Lorincz’s attorney could not be reached for comment. Lorincz has entered a not guilty plea. Her next court hearing is set for July 11.
Gladson said the decision on what to charge Lorincz with was carefully examined. He said he concluded that a second-degree murder charge would require prosecutors to prove beyond reasonable doubt “the existence of a depraved mind toward the victim at the time of the killing.”
“Depraved mind requires evidence of hatred, spite, ill will or evil intent toward the victim at the time of the killing,” Gladson said in a statement.
Gladson added, “As is always true in criminal cases, failure to prove beyond a reasonable doubt even one element of a crime will result in a not guilty verdict.”
“I am aware of the desire of the family, and some community members, that the defendant be charged with second-degree murder. My obligation as State Attorney is to follow the law in each case that I prosecute,” Gladson said. “I did so in this case, and while some may not agree with that decision, I can assure you that the decision was thoughtful and made without consideration of any factors other than the specific facts of this terrible crime. Simply stated, my obligation is to follow the law.”

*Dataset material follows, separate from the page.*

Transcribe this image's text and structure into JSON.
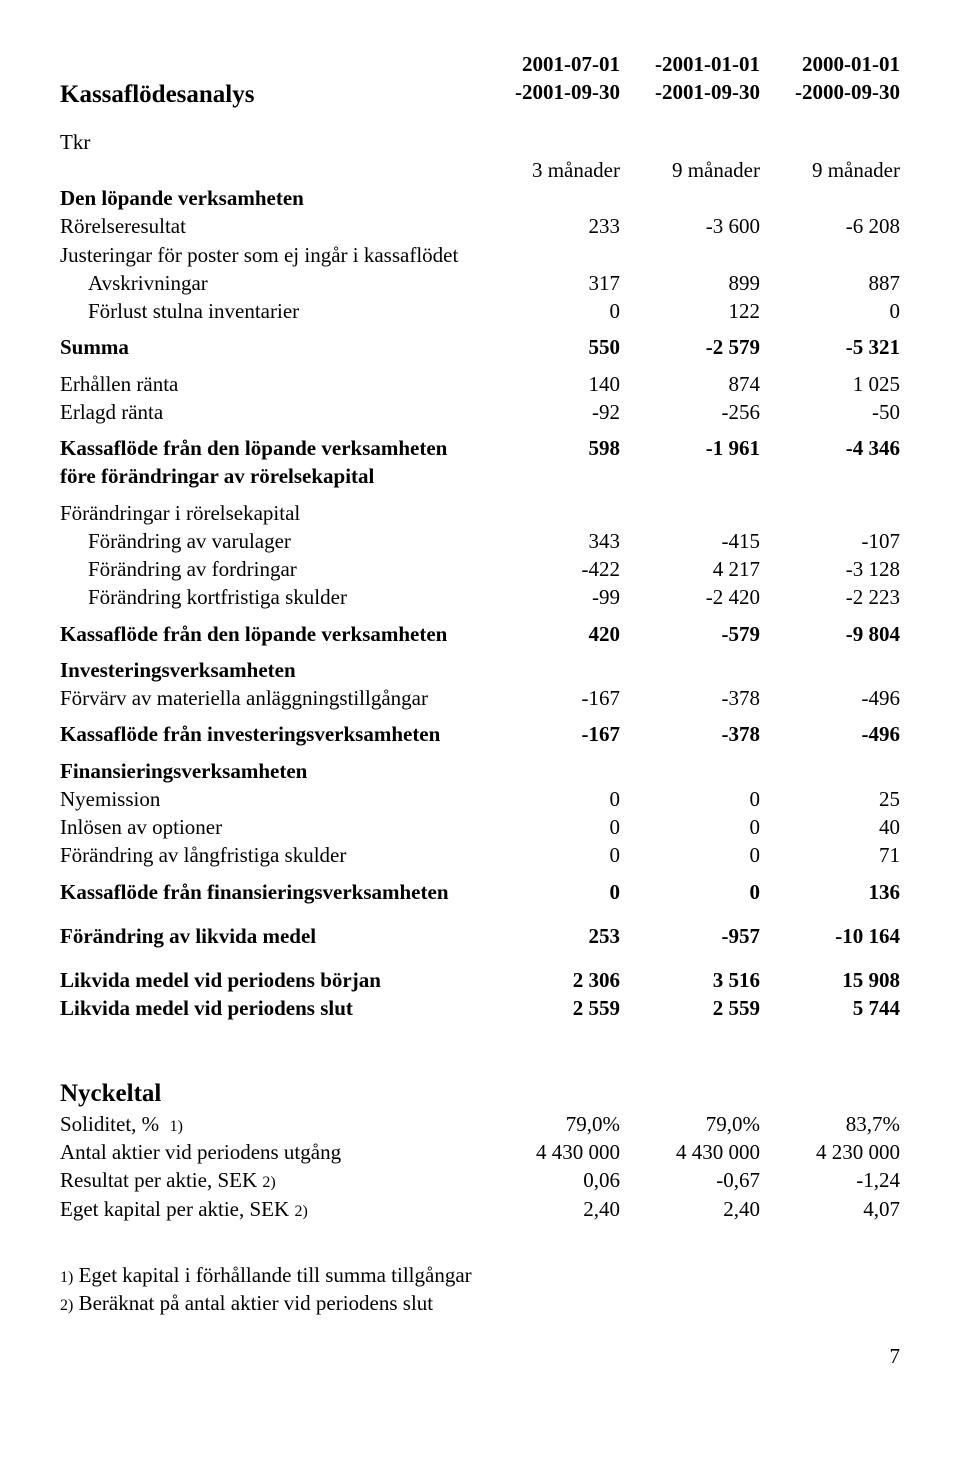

Owens’ son alleged in an interview with investigators that the shooting unfolded after Lorincz threw a skate at him but did not hit him when she found him and other children playing in a field outside her home, and became angry, according to Gladson.

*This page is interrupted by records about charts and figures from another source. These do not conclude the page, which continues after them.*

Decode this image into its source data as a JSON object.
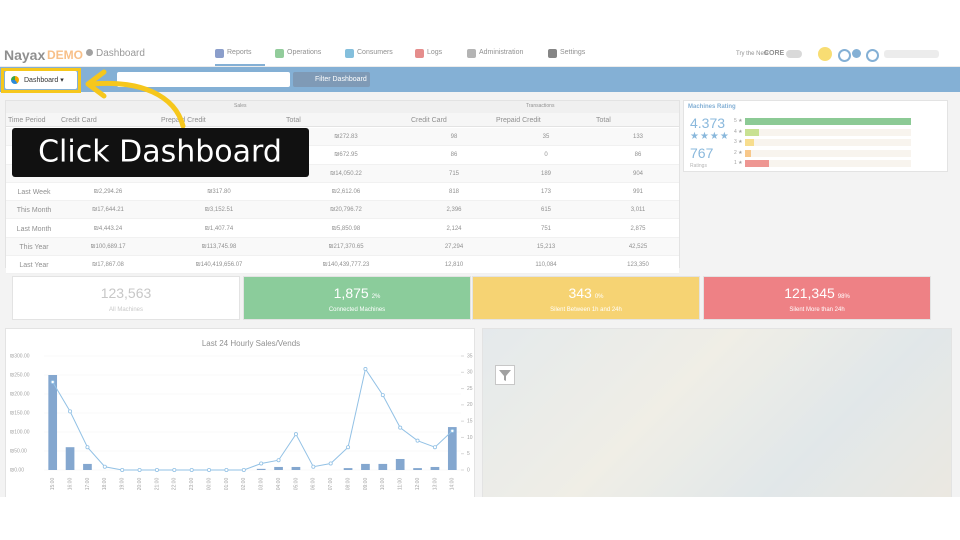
{
  "header": {
    "logo": "Nayax",
    "logo_badge": "DEMO",
    "page": "Dashboard",
    "nav": [
      "Reports",
      "Operations",
      "Consumers",
      "Logs",
      "Administration",
      "Settings"
    ],
    "promo": "Try the New",
    "promo_brand": "CORE"
  },
  "toolbar": {
    "dashboard_button": "Dashboard",
    "filter_button": "Filter Dashboard"
  },
  "table": {
    "group_headers": [
      "Sales",
      "Transactions"
    ],
    "columns": [
      "Time Period",
      "Credit Card",
      "Prepaid Credit",
      "Total",
      "Credit Card",
      "Prepaid Credit",
      "Total"
    ],
    "rows": [
      [
        null,
        null,
        null,
        "₪272.83",
        "98",
        "35",
        "133"
      ],
      [
        null,
        null,
        null,
        "₪672.95",
        "86",
        "0",
        "86"
      ],
      [
        null,
        null,
        null,
        "₪14,050.22",
        "715",
        "189",
        "904"
      ],
      [
        "Last Week",
        "₪2,294.26",
        "₪317.80",
        "₪2,612.06",
        "818",
        "173",
        "991"
      ],
      [
        "This Month",
        "₪17,644.21",
        "₪3,152.51",
        "₪20,796.72",
        "2,396",
        "615",
        "3,011"
      ],
      [
        "Last Month",
        "₪4,443.24",
        "₪1,407.74",
        "₪5,850.98",
        "2,124",
        "751",
        "2,875"
      ],
      [
        "This Year",
        "₪100,689.17",
        "₪113,745.98",
        "₪217,370.65",
        "27,294",
        "15,213",
        "42,525"
      ],
      [
        "Last Year",
        "₪17,867.08",
        "₪140,419,656.07",
        "₪140,439,777.23",
        "12,810",
        "110,084",
        "123,350"
      ]
    ]
  },
  "ratings": {
    "title": "Machines Rating",
    "average": "4.373",
    "count": "767",
    "count_label": "Ratings",
    "bars": [
      {
        "label": "5 ★",
        "value": 580,
        "color": "#2e9e3e"
      },
      {
        "label": "4 ★",
        "value": 50,
        "color": "#9cc93a"
      },
      {
        "label": "3 ★",
        "value": 32,
        "color": "#f1c232"
      },
      {
        "label": "2 ★",
        "value": 20,
        "color": "#f39c2b"
      },
      {
        "label": "1 ★",
        "value": 85,
        "color": "#e0403a"
      }
    ]
  },
  "status": [
    {
      "value": "123,563",
      "label": "All Machines",
      "color": "#ffffff"
    },
    {
      "value": "1,875",
      "percent": "2%",
      "label": "Connected Machines",
      "color": "#2ca24a"
    },
    {
      "value": "343",
      "percent": "0%",
      "label": "Silent Between 1h and 24h",
      "color": "#efb000"
    },
    {
      "value": "121,345",
      "percent": "98%",
      "label": "Silent More than 24h",
      "color": "#e11a22"
    }
  ],
  "chart_data": {
    "type": "bar",
    "title": "Last 24 Hourly Sales/Vends",
    "categories": [
      "15:00",
      "16:00",
      "17:00",
      "18:00",
      "19:00",
      "20:00",
      "21:00",
      "22:00",
      "23:00",
      "00:00",
      "01:00",
      "02:00",
      "03:00",
      "04:00",
      "05:00",
      "06:00",
      "07:00",
      "08:00",
      "09:00",
      "10:00",
      "11:00",
      "12:00",
      "13:00",
      "14:00"
    ],
    "series": [
      {
        "color": "#1f5fa8",
        "values": [
          250,
          60,
          16,
          0,
          0,
          0,
          0,
          0,
          0,
          0,
          0,
          0,
          3,
          8,
          8,
          0,
          0,
          5,
          16,
          16,
          29,
          5,
          8,
          113
        ]
      },
      {
        "color": "#3a8fd0",
        "axis": "y2",
        "values": [
          27,
          18,
          7,
          1,
          0,
          0,
          0,
          0,
          0,
          0,
          0,
          0,
          2,
          3,
          11,
          1,
          2,
          7,
          31,
          23,
          13,
          9,
          7,
          12
        ]
      }
    ],
    "ylim": [
      0,
      300
    ],
    "yticks": [
      {
        "value": 0,
        "label": "₪0.00"
      },
      {
        "value": 50,
        "label": "₪50.00"
      },
      {
        "value": 100,
        "label": "₪100.00"
      },
      {
        "value": 150,
        "label": "₪150.00"
      },
      {
        "value": 200,
        "label": "₪200.00"
      },
      {
        "value": 250,
        "label": "₪250.00"
      },
      {
        "value": 300,
        "label": "₪300.00"
      }
    ],
    "y2lim": [
      0,
      35
    ],
    "y2ticks": [
      0,
      5,
      10,
      15,
      20,
      25,
      30,
      35
    ],
    "grid": true
  },
  "callout": {
    "text": "Click Dashboard"
  }
}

Lorincz initially claimed she acted in self-defense, alleging Owens attacked her in the past, according to Marion County Sheriff Billy Woods. According to a police report, Lorincz also told investigators that she did not intend to hit Owens when she fired the gun.
But in a video statement released the day Lorincz was arrested, Woods said the shooting was not a stand-your-ground self-defense case but “simply a killing.”
Owens’ death sparked protests and demands that Lorincz be arrested immediately. National civil rights attorney Ben Crump agreed to represent the Owens family.
It took sheriff’s officials about a week after the shooting before they arrested Lorincz, who was jailed on suspicion of manslaughter and held without bail.
The Rev. Al Sharpton, a national civil rights leader and president of the National Action Network, slammed Gladson’s decision not to file murder charges in the case.
“The legal system failed AJ Owens and her family today by refusing to recognize that this brazen shooting was plain murder,” Sharpton said in a statement. “It was an outrageous decision to not bring murder charges against a shooter who fired blindly through the door. Florida officials have failed AJ throughout this entire process.”
Sharpton called on the U.S. Justice Department to investigate the shooting as a federal hate crime.
“We urge the DOJ to intervene in this case, so the appropriate level of justice is delivered for AJ and her family,” Sharpton said.